Self-trapping and breathers in disordered nonlinear oscillatory lattices

We present a comparative study of two classes of solutions to Fröhlich–Spencer–Wayne chain model with random spatial inhomogeneity (disorder): self-trapped wave packets on one hand, and discrete breathers (localized in space, time-periodic solutions) on the other. Wave packets are obtained by numerical integration of dynamical equations with single-site initial conditions. When given sufficient energy, the packet remains localized in space throughout the observation time. Breather solutions are constructed by continuation of a periodic orbit with coupling parameter increased from zero in successive small steps. Found solutions are examined for linear stability. We demonstrate that the great majority of disorder realizations exhibit linearly stable breathers on an interval of coupling parameter values from zero up to a finite realization-dependent threshold. The disappearance of a discrete breather is associated with the bifurcation in which a complex-conjugate pair of Floquet multipliers becomes equal to +1. When a discrete breather exists, self-trapping of wave packets depends upon the proximity of the corresponding trajectory in the phase space to the breather orbit.
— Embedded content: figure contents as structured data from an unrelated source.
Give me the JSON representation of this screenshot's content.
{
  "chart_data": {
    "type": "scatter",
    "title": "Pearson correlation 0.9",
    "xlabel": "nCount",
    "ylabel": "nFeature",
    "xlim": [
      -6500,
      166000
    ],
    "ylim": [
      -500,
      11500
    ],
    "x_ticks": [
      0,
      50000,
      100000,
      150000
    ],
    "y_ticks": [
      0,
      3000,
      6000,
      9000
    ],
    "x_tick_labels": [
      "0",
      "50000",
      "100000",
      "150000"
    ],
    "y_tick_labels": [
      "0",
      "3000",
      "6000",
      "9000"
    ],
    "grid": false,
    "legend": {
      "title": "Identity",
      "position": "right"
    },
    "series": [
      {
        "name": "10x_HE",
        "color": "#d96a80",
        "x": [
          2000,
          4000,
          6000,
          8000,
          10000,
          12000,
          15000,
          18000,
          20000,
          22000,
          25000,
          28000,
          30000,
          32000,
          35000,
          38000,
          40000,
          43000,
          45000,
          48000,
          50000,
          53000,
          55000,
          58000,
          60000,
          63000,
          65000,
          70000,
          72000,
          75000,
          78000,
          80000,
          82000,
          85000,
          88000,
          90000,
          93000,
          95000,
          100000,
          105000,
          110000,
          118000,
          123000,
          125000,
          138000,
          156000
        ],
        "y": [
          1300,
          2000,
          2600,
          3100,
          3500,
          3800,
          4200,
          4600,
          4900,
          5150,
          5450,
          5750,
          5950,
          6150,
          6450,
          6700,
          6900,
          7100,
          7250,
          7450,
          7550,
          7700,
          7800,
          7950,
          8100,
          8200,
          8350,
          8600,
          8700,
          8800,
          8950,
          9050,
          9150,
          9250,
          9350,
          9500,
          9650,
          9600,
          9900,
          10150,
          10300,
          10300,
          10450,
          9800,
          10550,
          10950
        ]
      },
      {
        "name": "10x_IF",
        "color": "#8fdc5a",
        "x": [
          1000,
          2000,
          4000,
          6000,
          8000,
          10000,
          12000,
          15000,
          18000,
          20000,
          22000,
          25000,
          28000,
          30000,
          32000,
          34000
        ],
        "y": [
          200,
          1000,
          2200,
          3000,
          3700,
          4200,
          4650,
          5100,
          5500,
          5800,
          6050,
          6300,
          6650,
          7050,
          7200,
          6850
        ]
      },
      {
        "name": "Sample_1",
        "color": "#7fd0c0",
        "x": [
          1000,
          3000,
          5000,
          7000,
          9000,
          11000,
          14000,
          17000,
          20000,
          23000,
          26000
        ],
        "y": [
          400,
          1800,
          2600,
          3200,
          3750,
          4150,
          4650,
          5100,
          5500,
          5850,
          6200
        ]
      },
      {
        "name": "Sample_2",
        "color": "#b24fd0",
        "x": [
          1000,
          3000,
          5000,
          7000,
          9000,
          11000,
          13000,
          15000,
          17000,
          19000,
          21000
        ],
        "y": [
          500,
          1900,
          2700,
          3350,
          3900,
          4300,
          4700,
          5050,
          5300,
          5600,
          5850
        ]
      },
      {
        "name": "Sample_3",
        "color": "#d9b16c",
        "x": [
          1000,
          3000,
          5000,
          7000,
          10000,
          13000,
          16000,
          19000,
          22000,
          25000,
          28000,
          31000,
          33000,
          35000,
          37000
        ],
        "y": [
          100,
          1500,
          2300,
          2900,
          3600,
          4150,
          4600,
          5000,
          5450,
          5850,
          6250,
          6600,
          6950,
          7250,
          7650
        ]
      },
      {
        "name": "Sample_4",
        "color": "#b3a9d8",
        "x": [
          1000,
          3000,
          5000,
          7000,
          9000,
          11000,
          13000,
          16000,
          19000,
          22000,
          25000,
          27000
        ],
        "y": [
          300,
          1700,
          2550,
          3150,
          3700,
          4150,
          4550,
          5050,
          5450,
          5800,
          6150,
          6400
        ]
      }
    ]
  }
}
These observations allow us to associate the well-known selftrapping effect with the existence of stable breather orbits and to explain this effect by the influence of breather orbits upon the phase space structure in their neighbourhood. The presented results are of interest for developing the theoretical description of physical systems characterized by the simultaneous presence of nonlinearity, spatial discreteness and disorder (Bose-Einstein condensates, lattices of coupled optical waveguides, microand nanomechanical systems etc.).